Because most philosophies that frown on reproduction don't survive.

Monday, May 06, 2019

In Defense of Good Characters

In several different contexts lately, I've heard people assert that "good" characters are boring. Bring on the villain-as-main-character! Bring on the anti-hero! Bring on the shades of moral gray!

To the extent that fiction is a world distilled, focused down to the elements necessary to develop some particular plot, character, or theme, how we think about morality in fiction is not a bad way to examine how we think about morality in real life, and it strikes me that this complaint that good characters are boring gets at a misunderstanding as to what "good" is. Often we talk about someone as "good" based on what they haven't done.

He hasn't defrauded anyone. He hasn't clubbed baby harp seals. He hasn't cheated on his wife. He hasn't committed genocide. See? He's a "basically good person".

But what could be more boring than a basically good person? The virtue of the basically good person is that he hasn't done anything shockingly wicked, and he's in some bland sense what the 18th century called "clubbable". Bon homie mixed with not doing things doesn't make for an interesting story. Thus, bring on the villains! At least they might have done something interesting.

However, I'd argue that this "not done anything" virtue is entirely the wrong way to look at goodness, both in fiction and in our world.

Virtue consists of striving to do what is good, not just to avoid what is evil. Striving suggests struggle, and struggle is conflict. Conflict is what provides drama. So struggling to achieve what one believes to be the good (what one wants) should clearly be interesting dramatic material, and should remain interesting whether what one wants is actually good or one is striving for a false good which will, in the end, fail to satisfy.

Thought about this way, both a hero and a villain are interesting in that they are struggling to achieve something, the difference is just that the hero is struggling to achieve something positive while the villain is struggling to achieve something destructive.

5 comments:

Anna said...

Entirely true, it's just that not all fiction writers are any good at seeing this, hence the boringness some people attribute to "good characters." Funny, Amy Welborn has up a post right now containing a proverb about each man having the defects that go with his virtues. Connects to what you are saying here, I think.

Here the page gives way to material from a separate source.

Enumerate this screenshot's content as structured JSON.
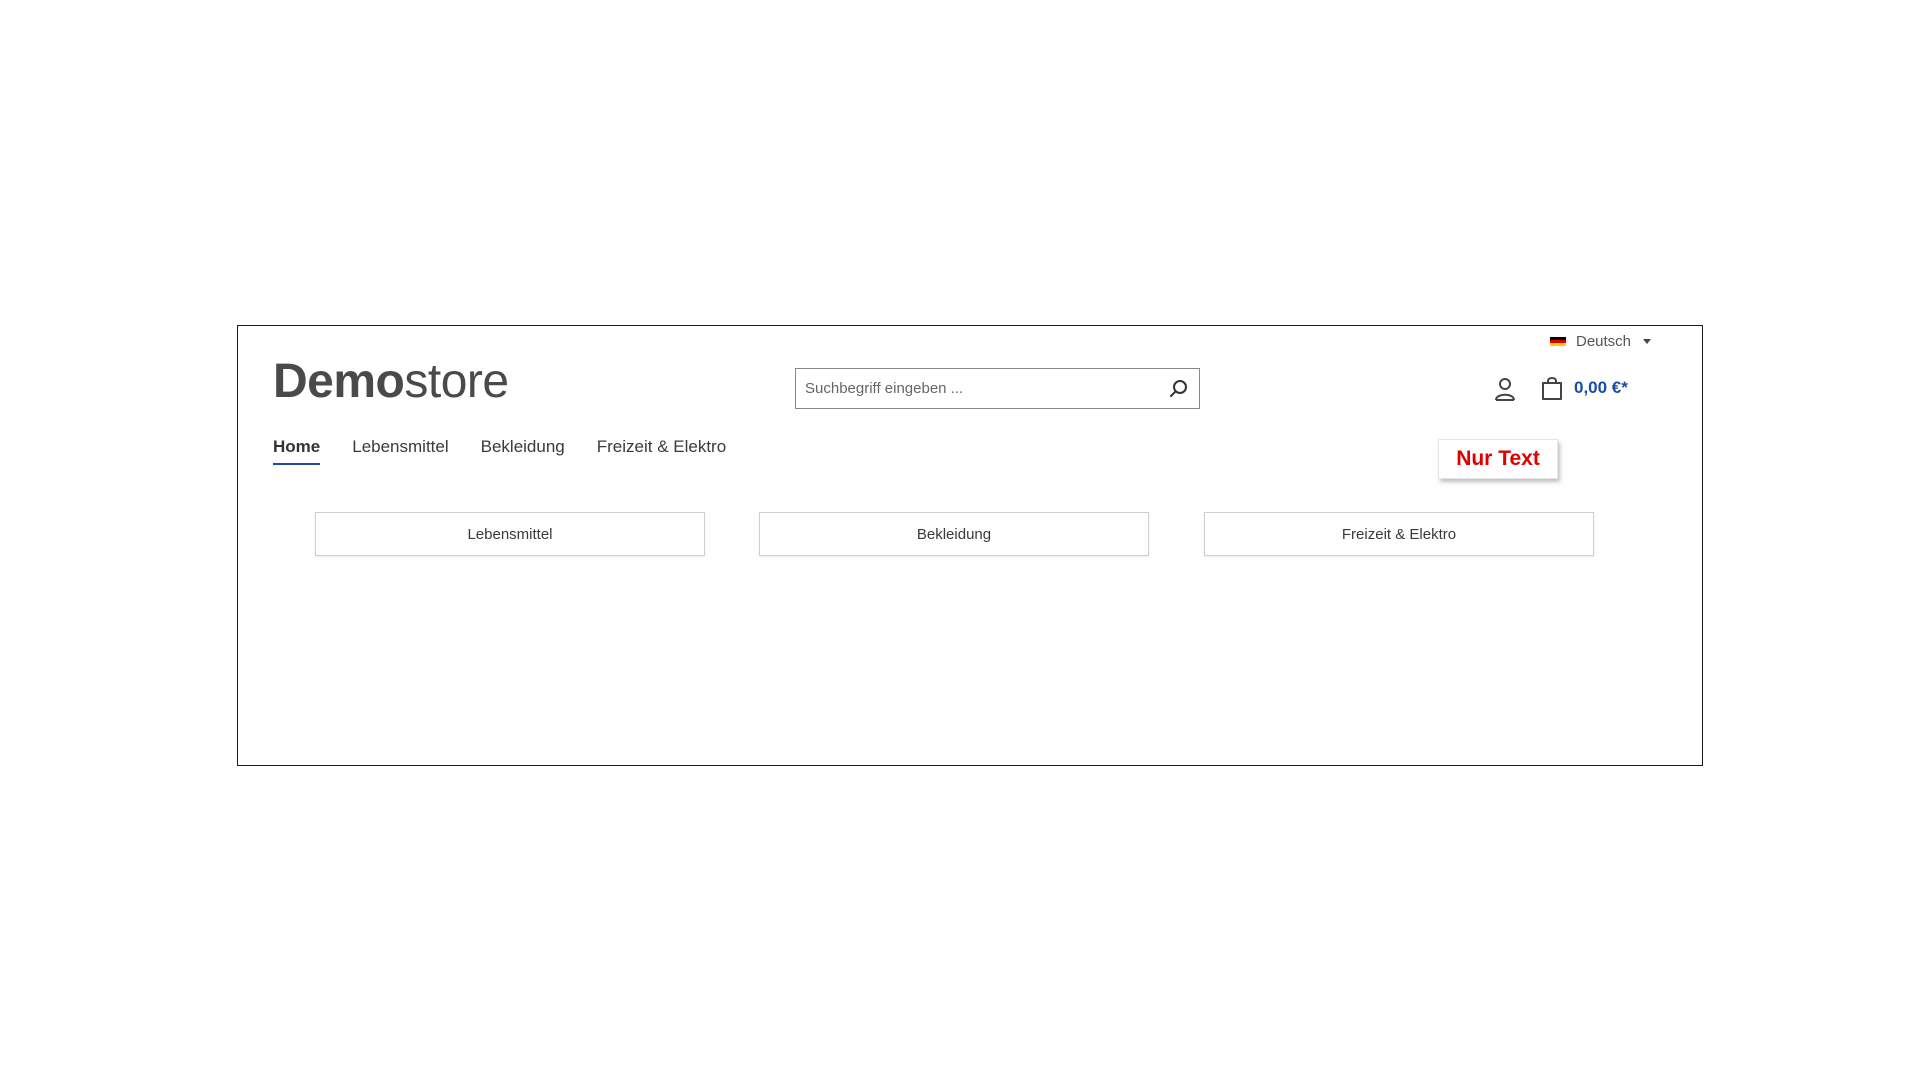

I find Tolstoy's opener to "Anna Karenina" interesting in that he seems to say that good characters are boring ("all alike"), but also wrote a short story called "The Happy Family" which is... less Russian, if you will, than most Russian stories in that it really is a good story about a happy family.

Agnes said...

Sometimes the problem is that the characters in question aren't described in depth. Cardboard good characters may be boring, uninspiring, unlikely, but so are cardboard villains. Sometimes people are unwilling to call multi-faceted, in some aspects flawed characters "good". Also, you are right that sometimes "good" characters are shown superficially to be good without effort. Unless we see the choices, the struggle, the good character might appear unlikely, one we can't identify with. An example: Jane Bennet in Pride and Prejudice is quite often mentioned as an epitome of this unrealistic, bland goodness (which she isn't, really, not as truly portrayed in the book). Most readers find it easy, however, to identify with Elizabeth Bennet whose flaws and struggles we see from the inside.

Foxfier said...

It seems like folks say "good" when they mean 'unobjectionable'.

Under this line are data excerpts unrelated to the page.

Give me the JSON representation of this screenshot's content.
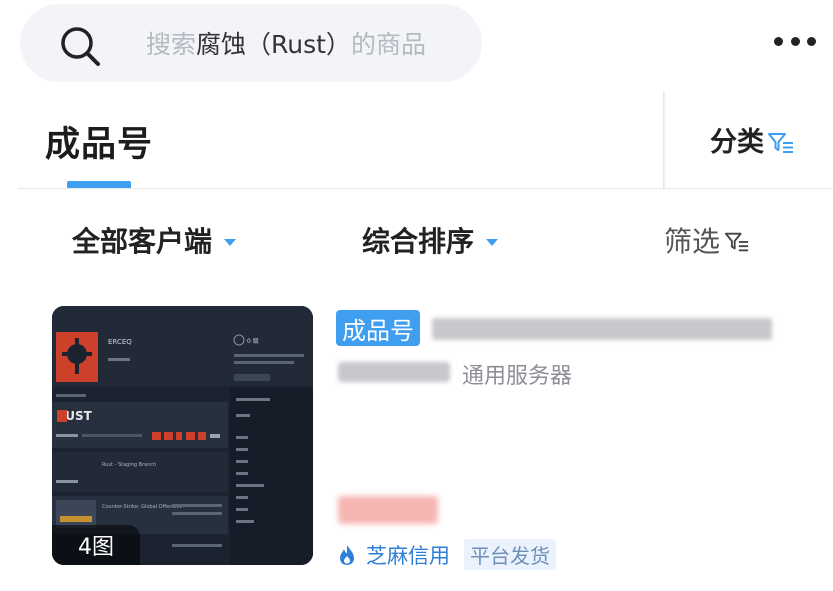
{
  "search": {
    "placeholder_prefix": "搜索",
    "keyword": "腐蚀（Rust）",
    "placeholder_suffix": "的商品"
  },
  "icons": {
    "search": "search-icon",
    "more": "more-icon",
    "filter": "funnel-icon",
    "flame": "flame-icon"
  },
  "tabs": {
    "active": "成品号",
    "category_label": "分类"
  },
  "filters": {
    "client": "全部客户端",
    "sort": "综合排序",
    "filter": "筛选"
  },
  "product": {
    "tag": "成品号",
    "server": "通用服务器",
    "image_count": "4图",
    "credit": "芝麻信用",
    "shipping": "平台发货",
    "thumbnail": {
      "username": "ERCEQ",
      "game_logo": "RUST",
      "level": "0 级",
      "game2": "Rust - Staging Branch",
      "game3": "Counter-Strike: Global Offensive"
    }
  },
  "colors": {
    "accent": "#3f9ef0",
    "credit_blue": "#2e7fd8",
    "price_red": "#e85b55"
  }
}
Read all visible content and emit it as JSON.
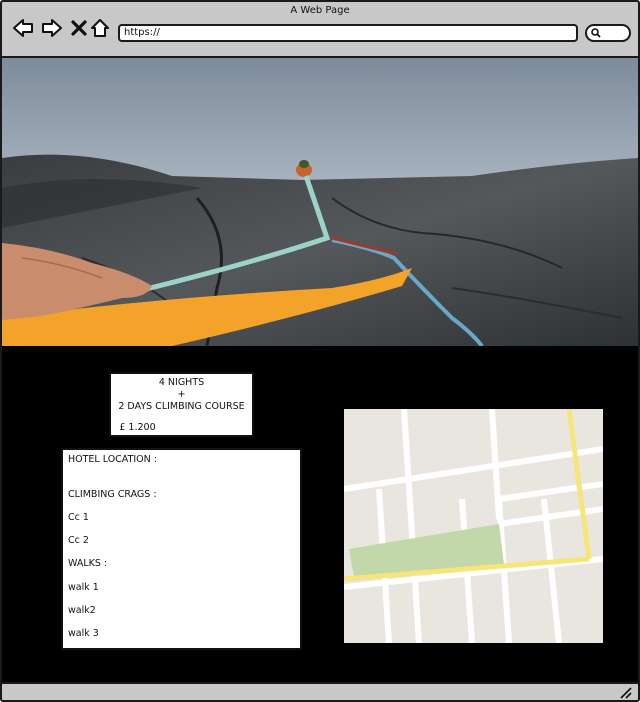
{
  "window": {
    "title": "A Web Page",
    "url": "https://"
  },
  "nav_icons": [
    "back-arrow-icon",
    "forward-arrow-icon",
    "close-icon",
    "home-icon",
    "search-icon",
    "resize-grip-icon"
  ],
  "hero": {
    "image": "rock-climbing-photo"
  },
  "package": {
    "line1": "4 NIGHTS",
    "line2": "+",
    "line3": "2 DAYS CLIMBING COURSE",
    "price": "£ 1.200"
  },
  "info": {
    "hotel_location": "HOTEL LOCATION :",
    "climbing_crags": "CLIMBING CRAGS :",
    "crags": [
      "Cc 1",
      "Cc 2"
    ],
    "walks_heading": "WALKS :",
    "walks": [
      "walk 1",
      "walk2",
      "walk 3"
    ]
  },
  "map": {
    "image": "map",
    "colors": {
      "background": "#e9e6e0",
      "road": "#ffffff",
      "highway": "#f5e57a",
      "park": "#c2d8a8"
    }
  }
}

Which is, indeed, pretty boring. Especially when everything offends someone.

Scholastica86 said...

Hi! I was just surfing through the net, looking for good Catholic perspectives on evolution when I found your blog and just wanted to say how much I've enjoyed reading through it, both the science material and the non-sciency stuff.

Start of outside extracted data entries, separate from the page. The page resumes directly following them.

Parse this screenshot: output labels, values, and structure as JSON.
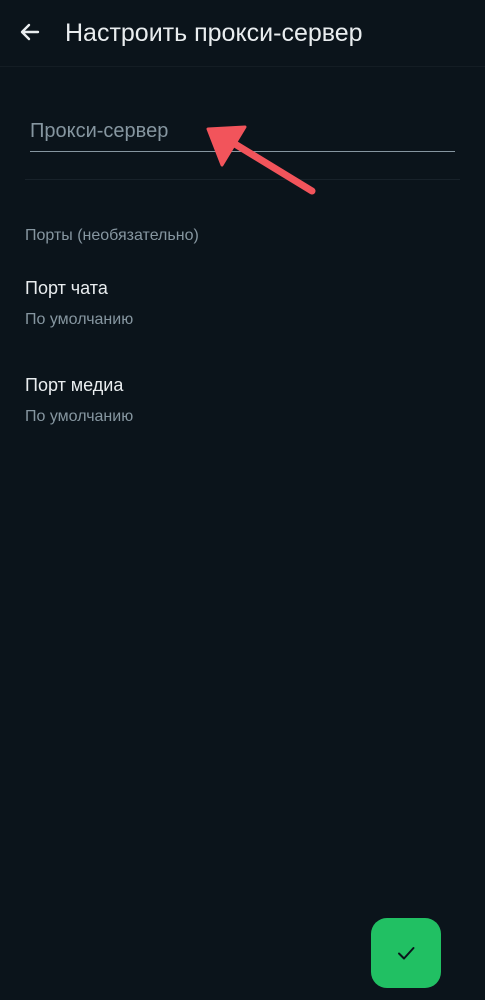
{
  "header": {
    "back_icon": "arrow-left-icon",
    "title": "Настроить прокси-сервер"
  },
  "proxy": {
    "placeholder": "Прокси-сервер",
    "value": ""
  },
  "ports": {
    "header": "Порты (необязательно)",
    "chat_port": {
      "label": "Порт чата",
      "value": "По умолчанию"
    },
    "media_port": {
      "label": "Порт медиа",
      "value": "По умолчанию"
    }
  },
  "fab": {
    "icon": "checkmark-icon"
  },
  "annotation": {
    "icon": "red-arrow-icon",
    "color": "#f2545b"
  },
  "colors": {
    "background": "#0b141b",
    "primary_text": "#e9edef",
    "secondary_text": "#8696a0",
    "accent_green": "#21c063"
  }
}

I've actually thought a lot about this issue for the past few years because I do get the fascination with villains and anti-heroes. I think you're right that the complaint that good characters are boring is due to the equation of good = not actively bad. Sometimes they don't even achieve that level. I remember several years ago when the second installment of the Star Trek reboot came out thinking that if you ignored the canon of the original timeline and just went by what we saw onscreen, it's not actually clear that Kirk is much more virtuous than Khan. But in the real world, genuine virtue often IS interesting to watch. I could think of the radicalism of Francis of Assisi, Catherine of Siena, or Mother Teresa. Even as stoutly logical a saint as Aquinas supposedly chased a prostitute out of his chamber with a poker! And on a more natural level, people still enjoy stories about reformers and other people who overcame great odds. It's only in fiction that we can't seem to write about interesting heroes.

Darwin said...

Scholastica86,

I'm glad you found and enjoyed the blog! Sorry for the slow response. Things have been busy here in Darwin-land the last few weeks, as shown by historically low posting the last couple months. But it's good to know that new people still find the blog, and that the writing on evolution isn't wasted, even though I ran out of energy to keep up with the seemingly endlessly cycling online religion/evolution discussions.